Secondly, the biocompatibility of HPG solutions versus Physioneal solution in peritoneal dialysis was examined by the presence of neutrophils and HBME-1 -stained cells (peritoneal mesothelial cells) in dialysate. As shown in Figure 20, the percentage of neutrophils in all of the recovered HPG PD solutions was lower than that of Physioneal solution after 4 h of dwell time. Rats received 30 mL of various HPG solutions or conventional Physioneal 40 (2.27% glucose) solution by intraperitoneal injection. The dialysates were harvested after 4 h of dwell time. The percentage of neutrophils was counted using a flow cytometry. The data presented the mean ± SD of four animals in each group.

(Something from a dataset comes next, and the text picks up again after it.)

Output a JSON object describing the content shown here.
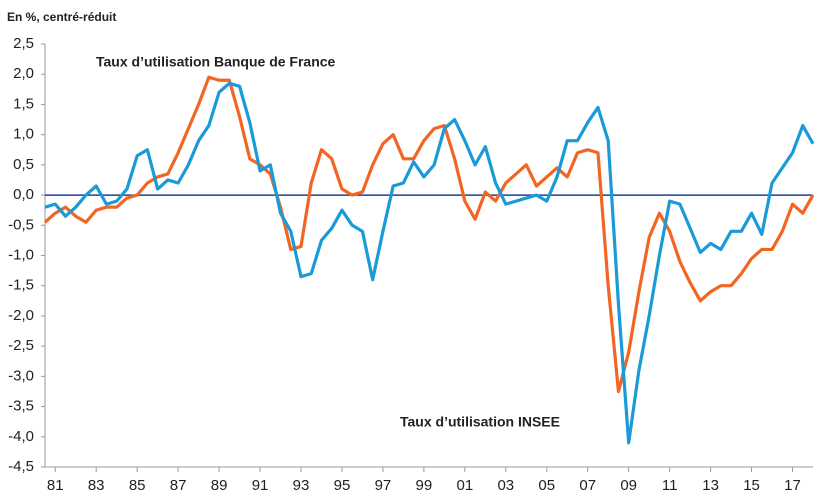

The superior biocompatibility of HPG PD solutions versus Physioneal solution in the peritoneal dialysis was also indicated by the less detached peritoneal mesothelial cells, stained positively with anti-HBME-1 antibody conjugated with FITC. Figure 21 shows that a significant FITC stain was found in the recovered Physioneal solution, while barely detectable levels of FITC stain were seen in any of HPG PD solutions, which indicates less detached peritoneal mesothelial cells in the dialysate after dialysis with HPG solutions compared to that with Physioneal solution. Rats received 30 mL of various HPG PD solutions or conventional Physioneal 40 (2.27% glucose) solution by intraperitoneal injection. The dialysates were harvested after 4 h of dwell time. The mesothelial cells were stained with anti-HBME-1 antibody conjugated with FITC, and were counted using a flow cytometry. The data presented the mean ± SD of four animals in each group. Control samples were stained with a control antibody conjugated with FITC.

Although various embodiments of the invention are disclosed herein, many adaptations and modifications may be made within the scope of the invention in accordance with the common general knowledge of those skilled in this art. Such modifications include the substitution of known equivalents for any aspect of the invention in order to achieve the same result in substantially the same way. Numeric ranges are inclusive of the numbers defining the range. The word "comprising" is used herein as any open-ended term, substantially equivalent to the phrase "including, but not limited to", and the words "comprise" and "comprises" have a corresponding meaning. As used herein, the singular forms "a", "an" and "the" include plural referents unless the context clearly dictates otherwise. Thus, for example, reference to "a thing" includes more than one such thing.

Citation of references herein is not an admission that such references are prior art to the present invention nor does it constitute any admission as to the contents or date of these documents.